Obviously, there are many, many stab-through-the-heart-and-pin-you-to-the-floor moments when you decide you've banged your forehead up against a phantom wall more than enough times and it's clear that you are going to resolve your journey childfree. Moments like packing up the nursery, having a friend get "the call" from the same agency you used right after you tell her you're done, having to tell people your news and answer questions over, and over, and over.
But, I'm finding that it's the little ones that can get you over time, as we make our way through this odd period where the decision has been made, the nursery has been fully transformed into my lovely office space (I feel like "office" is too sterile for my cozy corner of happiness so maybe I should call it my "study" instead, unless that sounds too foo-foo-y?), we've told the vast majority of the people who we come into contact with regularly, we've planned most of our glorious California honeymoon trip (what's that about wildfires? La la la, I can't hear you), and we are settling into our house in its new identity as a cozy haven for two people who love each other very much.
- Discussing our decision in June while walking down a street that is QUITE LITERALLY A PARADE of parents and small children headed to our local elementary school for an "open house and ice cream social" held by the art & music departments. Oh hey, Universe, way to showcase everything we won't have in a march of "nyah, nyah" that went on for, no joke, 20 minutes.
- Having every single freaking Friday we go to our favorite Mexican restaurant feel like Daddy-Daughter day, with a cute father and little girl combo sitting at a table directly behind me so Bryce has to watch it the whole time we eat (and drink those blessed margaritas). The sour part of me likes to pretend it's a custody thing so it's not quite so sad for us (although sadder for them). It's heartbreaking to see Bryce try not to notice, but still the feelings show up on his face when he thinks I'm not looking.
- The other day when we went for a walk in a local plaza mall and there was a man outside one of the stores with a toddler grabbing onto his knees/shins and giggling hysterically, and re-realizing that's never going to be Bryce.
- When Bryce was asked by a new coworker why he got his sportscar in a compact SUV version instead of a two-door jazzier model (he is much better at not explaining than me and said, "I just like this one" instead of "Because I needed something I could put a carseat in the backseat and a stroller in the back, which I don't need anymore.")
- When someone well-meaning tells me that I'm not that old, that I'm the age she was when she had her second son, that anything is possible, and I have to explain (or choose to) that actually it's not possible as I'm missing vital parts of my reproductive system now and that is actually okay by me. (I really feel for friends who are in their 30s and in this similar boat, because you must hear this ALL THE TIME. I hope at some point people stop asking or talking about miracles, but they still do it for Jennifer Aniston so I guess that just goes on until you're clearly menopausal, or maybe Betty White?)

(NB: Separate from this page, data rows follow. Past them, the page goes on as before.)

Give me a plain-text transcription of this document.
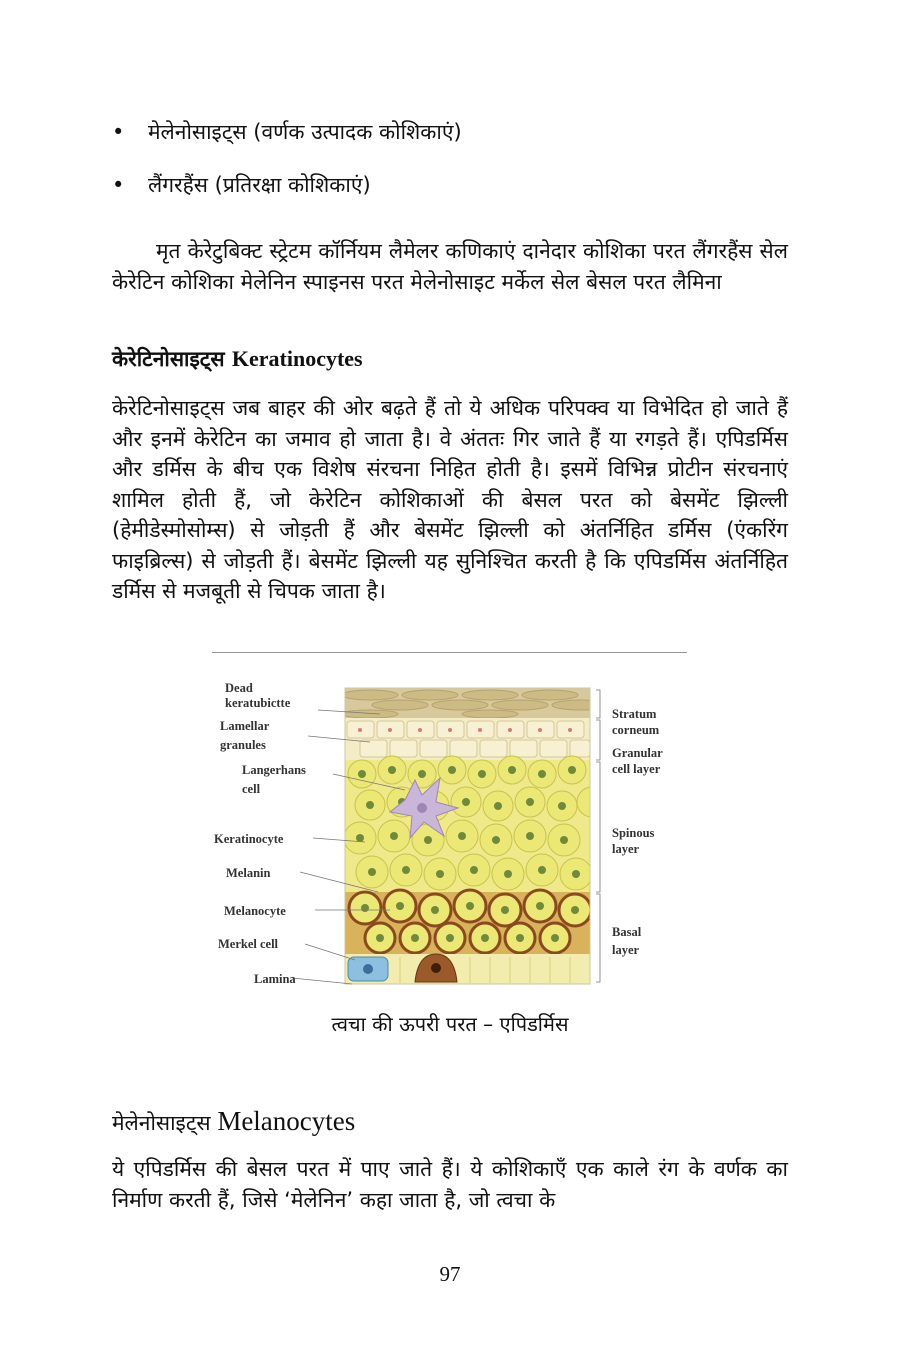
• मेलेनोसाइट्स (वर्णक उत्पादक कोशिकाएं)
• लैंगरहैंस (प्रतिरक्षा कोशिकाएं)

मृत केरेटुबिक्ट स्ट्रेटम कॉर्नियम लैमेलर कणिकाएं दानेदार कोशिका परत लैंगरहैंस सेल केरेटिन कोशिका मेलेनिन स्पाइनस परत मेलेनोसाइट मर्केल सेल बेसल परत लैमिना

केरेटिनोसाइट्स Keratinocytes

केरेटिनोसाइट्स जब बाहर की ओर बढ़ते हैं तो ये अधिक परिपक्व या विभेदित हो जाते हैं और इनमें केरेटिन का जमाव हो जाता है। वे अंततः गिर जाते हैं या रगड़ते हैं। एपिडर्मिस और डर्मिस के बीच एक विशेष संरचना निहित होती है। इसमें विभिन्न प्रोटीन संरचनाएं शामिल होती हैं, जो केरेटिन कोशिकाओं की बेसल परत को बेसमेंट झिल्ली (हेमीडेस्मोसोम्स) से जोड़ती हैं और बेसमेंट झिल्ली को अंतर्निहित डर्मिस (एंकरिंग फाइब्रिल्स) से जोड़ती हैं। बेसमेंट झिल्ली यह सुनिश्चित करती है कि एपिडर्मिस अंतर्निहित डर्मिस से मजबूती से चिपक जाता है।

Dead keratubictte
Lamellar granules
Langerhans cell
Keratinocyte
Melanin
Melanocyte
Merkel cell
Lamina
Stratum corneum
Granular cell layer
Spinous layer
Basal layer
त्वचा की ऊपरी परत – एपिडर्मिस
मेलेनोसाइट्स Melanocytes

ये एपिडर्मिस की बेसल परत में पाए जाते हैं। ये कोशिकाएँ एक काले रंग के वर्णक का निर्माण करती हैं, जिसे ‘मेलेनिन’ कहा जाता है, जो त्वचा के

97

Sigh. Tinier stabs are passing the baby aisle in Target and realizing that I never got the chance to buy that elephant version of the Sophie teether thing, which is probably a good thing because it was EXPENSIVE, but for some reason seeing that gets me more than "Mommy's Little Patriot" seasonal onesies or whatever else is further down the aisle I refuse to torture myself with at this point.
We'll survive these little stabby moments. I'm just proud I'm no longer reduced to a hyperventilating, pulse-racing mess when they happen (anymore).